The fight against racism went all along into universities, which played importance in alienating
young historians about racism and equality for everyone. The author tells us on the
extrapolated fight against racism, which was now evident in the universities, schools, libraries,
movies, and television, which did not have any history to speak about the African American
people. The fight against racism in the university from where the author studied opposed the
plans of the university to enclose a commons, which was a park used by Harlem residents to
build a gymnasium for the white students. The actions taken by the students were after the
assassination of the great Martin Luther King Jr. the killings also led to peaceful protests that
were evident city after city, which were of the view that African American s should receive
equal rights as those of the whites.

In relation to happenings in Montgomery, Alabama, in 1955, Rosa Parks championed the civil
rights movement by sitting on a bus.
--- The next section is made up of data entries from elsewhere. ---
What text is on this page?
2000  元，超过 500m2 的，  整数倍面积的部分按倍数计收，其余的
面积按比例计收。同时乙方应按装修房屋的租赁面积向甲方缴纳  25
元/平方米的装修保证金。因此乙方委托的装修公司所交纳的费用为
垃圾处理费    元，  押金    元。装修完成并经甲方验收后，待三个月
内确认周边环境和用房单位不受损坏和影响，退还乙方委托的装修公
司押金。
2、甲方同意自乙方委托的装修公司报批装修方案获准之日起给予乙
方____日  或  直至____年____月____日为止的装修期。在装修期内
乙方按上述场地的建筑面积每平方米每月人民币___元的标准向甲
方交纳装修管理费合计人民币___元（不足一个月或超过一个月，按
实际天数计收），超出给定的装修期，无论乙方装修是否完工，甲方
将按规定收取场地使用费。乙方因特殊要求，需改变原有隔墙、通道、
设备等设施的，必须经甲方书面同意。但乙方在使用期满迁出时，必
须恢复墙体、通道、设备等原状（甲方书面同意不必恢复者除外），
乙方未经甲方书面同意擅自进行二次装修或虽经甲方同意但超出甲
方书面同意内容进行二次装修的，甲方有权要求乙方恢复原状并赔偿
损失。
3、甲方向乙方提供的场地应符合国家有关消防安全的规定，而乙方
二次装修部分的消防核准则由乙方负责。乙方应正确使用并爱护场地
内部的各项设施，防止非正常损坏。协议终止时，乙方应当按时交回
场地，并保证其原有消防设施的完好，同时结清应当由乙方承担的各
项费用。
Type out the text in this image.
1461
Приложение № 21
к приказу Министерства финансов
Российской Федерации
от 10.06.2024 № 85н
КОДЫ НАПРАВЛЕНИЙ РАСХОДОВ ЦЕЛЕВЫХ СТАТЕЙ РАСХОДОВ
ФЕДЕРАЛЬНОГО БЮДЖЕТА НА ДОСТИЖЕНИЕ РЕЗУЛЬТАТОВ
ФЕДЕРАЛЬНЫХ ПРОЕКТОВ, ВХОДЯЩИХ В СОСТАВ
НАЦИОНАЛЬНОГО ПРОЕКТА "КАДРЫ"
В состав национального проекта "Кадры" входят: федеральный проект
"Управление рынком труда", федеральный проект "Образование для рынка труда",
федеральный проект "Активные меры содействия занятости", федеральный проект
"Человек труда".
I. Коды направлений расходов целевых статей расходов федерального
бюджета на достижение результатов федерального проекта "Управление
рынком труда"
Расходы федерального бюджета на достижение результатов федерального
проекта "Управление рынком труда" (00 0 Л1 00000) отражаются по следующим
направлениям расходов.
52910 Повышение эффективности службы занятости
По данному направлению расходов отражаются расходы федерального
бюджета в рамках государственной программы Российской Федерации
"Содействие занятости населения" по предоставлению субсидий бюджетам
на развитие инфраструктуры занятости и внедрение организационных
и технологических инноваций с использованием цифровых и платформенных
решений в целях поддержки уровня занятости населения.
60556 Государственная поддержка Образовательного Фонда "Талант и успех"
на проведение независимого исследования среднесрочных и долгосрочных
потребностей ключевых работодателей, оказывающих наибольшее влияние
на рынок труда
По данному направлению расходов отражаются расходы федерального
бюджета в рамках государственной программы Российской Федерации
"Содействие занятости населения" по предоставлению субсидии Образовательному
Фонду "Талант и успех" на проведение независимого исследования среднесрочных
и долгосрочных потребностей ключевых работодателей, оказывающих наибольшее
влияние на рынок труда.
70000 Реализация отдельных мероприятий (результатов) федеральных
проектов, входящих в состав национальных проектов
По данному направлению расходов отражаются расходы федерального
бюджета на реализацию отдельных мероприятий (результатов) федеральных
In the city, people were divided based on their races in
that the first ten seats were usually reserved for the whites. The African was not supposed to sit
on any of that first ten seats but the position on the others. The rules were that if there were an
extra white person who did not have a seat, the whole row of Africans would be stood up for
him/her to sit. The same thing happened to Rosa, but he refused to be undermined based on
his race. It led to her being arrested, which later made fifty thousand African Americans refuse
to travel by bus. Alongside boycotting the bus, they protested to instill to the community that
there was a connection between the civil rights and the human rights that they deserved. Parks
was interrogated and asked what she hoped for the civil rights, which she said that African
Americans deserved equal rights as any other humans. After her release, she protested
apartheid through joining the South African movement. It was a non-violent way to pass a
message that they were a human being like other irrespective of their race.

Conclusion

Therefore reflecting on the different ways discussed how different activists and movements
fought against racism, it is evident that violence was not the best way to fight for equal rights
for African Americans. Activists used every tool that they had to ensure that they spoke to the
authorities and made them understand that it was not them who chose to be black, and they
decided to be whites. From several addresses of Martin Luther King, he addressed his followers
and motivated them that they were not children of a lesser god than the whites. He knew that
racism was not a virtue that would make a country to develop but would make a country to
break down. Regardless of his assassination, many other people followed his footsteps to
ensure that African Americans are treated as equal as whites. The most important thing was
that African Americans were learning day in day out and ensured that they used the right
means you fight for their rights. If at all, there would be violence involved in the fight against
racism, it is right to say that the situation would have been worse than it was. At the moment,
due to non-violence fights against racism, whites and African Americans can sit in the same
restaurant and have food, a school in the same institution, travel on the same flight, which was
a dream that Martin Luther King Jr had many years ago.